1954 Infantiel autisme Een boek dat nieuwe wegen opende |
|
In 1954 verscheen het eerste Nederlandstalig boek over autisme, getiteld Infantiel Autisme. De titel van het boek is de letterlijke vertaling van de term vroegkinderlijk autisme die Leo Kanner gebruikte. Infantiel Autisme is een weergave van een aantal lezingen over afwijkende kinderen die tijdens twee bijeenkomsten van de sectie Kinderpsychiatrie der Nederlandse Vereniging voor Psychiatrie en Neurologie zijn gegeven.
In het boekwerk beschrijven vijf wetenschappers autisme vanuit verschillende gezichtspunten en disciplines. Vragen rondom autisme worden vanuit de klinische praktijk ter discussie gesteld. Is autisme een aparte stoornis of is autisme een psychotische toestand bij kinderen? En hoe verhoudt autisme zich ten opzichte van het toen gangbare begrip zwakzinnigheid? De auteurs bespreken verschillende ziektebeelden, de differentiaal diagnostiek (het uitsluiten van stoornissen die lijken op autisme) en de orthopedagogische behandeling (gericht op ontwikkelingsproblematiek). Met het boek wilden zij verschillende typen van kinderpsychosen en vormen van intellectuele ontwikkelingsachterstand bij kinderen onderkennen en naast elkaar zetten. Wat zij niet wilden was het tegenover elkaar plaatsen van verschillende stoornissen.
Jaap Prick (kinderpsychiater aan de Universiteit Nijmegen) gaf een beschrijving van een kind en toetste deze aan de door Leo Kanner en Hans Asperger beschreven criteria. Frits Grewel (kinderpsychiater aan de Universiteit van Amsterdam) onderscheidde verschillende typen van infantiel autisme, waaronder pseudo-autistische kinderen als mogelijk gevolg van een ernstige pedagogische verwaarlozing. Armand Sunnier (psycholoog bij de Geneeskundige Dienst in Amsterdam) ging hier dieper op in en verwees naar het werk van Aichhorn (1925). Luuk Kamp (kinderpsychiater aan de Universiteit Utrecht) verkoos de term psychotische toestanden bij kinderen. Hij relateerde deze term aan beschrijvingen van vergelijkbare klinische beelden waaronder die van Bender (1947), Mahler (1949, 1952) en Putman (1946). Tenslotte beschreef zuster Gaudia, de religieuze naam van Ida Frye, (orthopedagoog aan het Pedologisch Instituut Nijmegen) de behandeling van kinderen met een autistisch toestandsbeeld. Haar beschrijving was gebaseerd op haar eigen ervaringen binnen het Pedologisch Instituut. Ze richtte haar behandeling op datgene wat ze bij de kinderen met autisme observeerde. De afwijkingen waren zichtbaar in de relatie tot de ander, in de houding ten opzichte van het beleven van het eigen lichaam en in de omgang met materiaal. Zuster Gaudia gaf een mooie en invoelbare beschrijving van een orthopedagogische behandeling, waarvan tegenwoordig nog vele elementen van toepassing zijn.

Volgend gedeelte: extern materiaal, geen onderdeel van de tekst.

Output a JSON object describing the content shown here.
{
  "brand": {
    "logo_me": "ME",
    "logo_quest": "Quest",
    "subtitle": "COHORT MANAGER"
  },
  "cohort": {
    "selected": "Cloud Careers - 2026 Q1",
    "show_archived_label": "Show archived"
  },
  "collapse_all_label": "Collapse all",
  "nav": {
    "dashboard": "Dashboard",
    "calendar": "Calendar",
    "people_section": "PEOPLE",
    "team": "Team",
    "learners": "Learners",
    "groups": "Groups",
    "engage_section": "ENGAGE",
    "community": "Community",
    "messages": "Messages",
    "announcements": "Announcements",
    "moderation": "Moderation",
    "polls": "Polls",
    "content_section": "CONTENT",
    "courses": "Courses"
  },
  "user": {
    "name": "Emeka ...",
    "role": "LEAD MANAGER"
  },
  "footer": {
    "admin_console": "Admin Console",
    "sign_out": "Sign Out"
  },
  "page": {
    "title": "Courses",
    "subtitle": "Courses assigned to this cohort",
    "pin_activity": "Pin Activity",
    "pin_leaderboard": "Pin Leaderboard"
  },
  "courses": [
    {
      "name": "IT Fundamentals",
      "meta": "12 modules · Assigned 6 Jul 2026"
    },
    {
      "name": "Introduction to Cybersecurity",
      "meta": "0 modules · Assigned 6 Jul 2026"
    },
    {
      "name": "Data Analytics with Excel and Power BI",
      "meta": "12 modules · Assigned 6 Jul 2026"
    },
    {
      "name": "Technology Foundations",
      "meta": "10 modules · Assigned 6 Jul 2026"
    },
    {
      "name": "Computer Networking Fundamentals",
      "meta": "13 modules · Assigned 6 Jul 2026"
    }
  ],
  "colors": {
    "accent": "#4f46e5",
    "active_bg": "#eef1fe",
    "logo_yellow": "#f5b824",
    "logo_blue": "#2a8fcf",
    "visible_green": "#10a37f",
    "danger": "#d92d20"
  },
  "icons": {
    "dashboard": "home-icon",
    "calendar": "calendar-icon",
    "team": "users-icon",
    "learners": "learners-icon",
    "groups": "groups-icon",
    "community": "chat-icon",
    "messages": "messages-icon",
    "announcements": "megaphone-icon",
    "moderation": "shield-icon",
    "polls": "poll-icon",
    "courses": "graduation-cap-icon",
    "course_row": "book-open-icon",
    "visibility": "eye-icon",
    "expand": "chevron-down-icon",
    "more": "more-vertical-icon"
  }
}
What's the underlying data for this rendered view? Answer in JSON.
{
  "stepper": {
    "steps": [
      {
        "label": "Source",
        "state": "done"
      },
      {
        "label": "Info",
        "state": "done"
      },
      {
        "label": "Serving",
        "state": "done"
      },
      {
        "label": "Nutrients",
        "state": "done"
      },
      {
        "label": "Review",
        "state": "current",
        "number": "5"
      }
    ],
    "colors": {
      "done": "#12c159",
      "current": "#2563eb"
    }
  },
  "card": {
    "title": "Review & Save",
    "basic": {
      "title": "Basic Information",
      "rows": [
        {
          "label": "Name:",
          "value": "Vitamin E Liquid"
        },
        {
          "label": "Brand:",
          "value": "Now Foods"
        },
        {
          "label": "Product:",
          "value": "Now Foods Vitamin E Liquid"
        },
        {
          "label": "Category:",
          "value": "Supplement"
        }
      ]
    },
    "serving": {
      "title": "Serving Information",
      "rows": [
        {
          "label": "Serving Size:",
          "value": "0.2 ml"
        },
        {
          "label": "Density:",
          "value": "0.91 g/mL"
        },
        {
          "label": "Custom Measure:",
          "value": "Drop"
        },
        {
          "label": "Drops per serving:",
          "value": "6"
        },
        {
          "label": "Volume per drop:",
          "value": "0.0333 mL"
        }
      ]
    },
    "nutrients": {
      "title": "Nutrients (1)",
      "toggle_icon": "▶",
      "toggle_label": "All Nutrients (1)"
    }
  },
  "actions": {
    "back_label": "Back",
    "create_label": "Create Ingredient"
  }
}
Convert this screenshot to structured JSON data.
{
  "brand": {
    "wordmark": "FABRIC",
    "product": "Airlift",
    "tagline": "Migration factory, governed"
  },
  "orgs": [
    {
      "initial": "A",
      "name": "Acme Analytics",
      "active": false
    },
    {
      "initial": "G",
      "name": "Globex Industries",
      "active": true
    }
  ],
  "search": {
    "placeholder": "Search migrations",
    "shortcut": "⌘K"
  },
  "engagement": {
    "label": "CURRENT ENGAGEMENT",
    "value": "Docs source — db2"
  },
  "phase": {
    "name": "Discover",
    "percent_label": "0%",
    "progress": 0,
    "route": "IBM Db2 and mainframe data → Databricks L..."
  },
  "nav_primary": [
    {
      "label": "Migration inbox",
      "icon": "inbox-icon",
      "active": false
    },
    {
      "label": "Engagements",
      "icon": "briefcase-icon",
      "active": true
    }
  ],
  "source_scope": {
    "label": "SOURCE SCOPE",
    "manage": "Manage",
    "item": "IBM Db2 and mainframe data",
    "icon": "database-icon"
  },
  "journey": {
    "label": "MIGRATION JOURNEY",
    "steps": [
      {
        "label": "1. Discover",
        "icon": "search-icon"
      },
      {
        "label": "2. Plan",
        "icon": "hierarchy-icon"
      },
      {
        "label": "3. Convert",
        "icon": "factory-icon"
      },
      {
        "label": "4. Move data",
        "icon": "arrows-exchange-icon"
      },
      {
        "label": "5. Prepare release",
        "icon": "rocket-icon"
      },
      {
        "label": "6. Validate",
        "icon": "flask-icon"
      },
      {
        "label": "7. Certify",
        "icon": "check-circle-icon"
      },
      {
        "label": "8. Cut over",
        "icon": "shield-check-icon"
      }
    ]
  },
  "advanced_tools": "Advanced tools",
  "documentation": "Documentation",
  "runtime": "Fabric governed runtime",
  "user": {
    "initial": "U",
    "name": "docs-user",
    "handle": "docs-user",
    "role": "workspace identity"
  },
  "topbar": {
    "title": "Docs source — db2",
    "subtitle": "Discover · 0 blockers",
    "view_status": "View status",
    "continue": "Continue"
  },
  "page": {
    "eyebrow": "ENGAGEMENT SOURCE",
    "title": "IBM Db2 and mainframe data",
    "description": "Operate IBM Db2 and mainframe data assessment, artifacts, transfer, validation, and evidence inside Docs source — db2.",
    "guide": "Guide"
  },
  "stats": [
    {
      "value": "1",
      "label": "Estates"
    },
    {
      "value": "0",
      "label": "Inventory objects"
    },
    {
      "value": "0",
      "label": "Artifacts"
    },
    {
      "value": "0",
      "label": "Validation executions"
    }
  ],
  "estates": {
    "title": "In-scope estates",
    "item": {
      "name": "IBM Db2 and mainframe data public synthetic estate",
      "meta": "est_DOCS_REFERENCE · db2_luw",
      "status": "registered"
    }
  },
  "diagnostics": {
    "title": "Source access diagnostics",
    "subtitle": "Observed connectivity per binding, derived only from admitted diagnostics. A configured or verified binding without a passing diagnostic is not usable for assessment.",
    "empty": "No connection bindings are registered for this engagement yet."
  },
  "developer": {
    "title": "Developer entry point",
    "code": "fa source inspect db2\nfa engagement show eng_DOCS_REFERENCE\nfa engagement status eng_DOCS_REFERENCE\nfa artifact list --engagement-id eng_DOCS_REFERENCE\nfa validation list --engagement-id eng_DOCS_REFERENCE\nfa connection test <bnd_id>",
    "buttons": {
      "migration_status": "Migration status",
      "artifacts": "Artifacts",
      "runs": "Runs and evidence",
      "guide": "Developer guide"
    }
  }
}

Het boek bevestigt de zoektocht die zich in de jaren vijftig afspeelde en maakt duidelijk dat de kennis over het gedrag bij kinderen nog geheel in de kinderschoenen stond. Met het boek Infantiel Autisme werden nieuwe wegen voor onderzoek geopend. In het slotwoord spreekt Grewel zich zeer voorzichtig uit in een voor die tijd gebruikte terminologie: “In elk geval is het nuttig zich bij eenzelvige debielen, imbecielen of probleemkinderen af te vragen of er sprake kan zijn van infantiel autisme en ook geldt dit voor bepaalde onbegrijpelijke en oninvoelbare onopvoedbare kinderen, die vanaf hun prille jeugd afwijkend zijn. Het is gewenst dat er te zijner tijd een overzicht van de autistjes in ons land gegeven zal worden, zoals dat destijds ook gebeurde voor kinderen met de gevolgen van rode hond van de moeder”.
Het zijn vooral de hoogleraren Prick en Kamp geweest die het onderzoek op het gebied van autisme sterk hebben gestimuleerd. Het boekje bereikte niet alleen de universitaire kringen, maar vond ook zijn weg naar de zorg, met name de bijdrage van zuster Gaudia. Autisme stond op de agenda!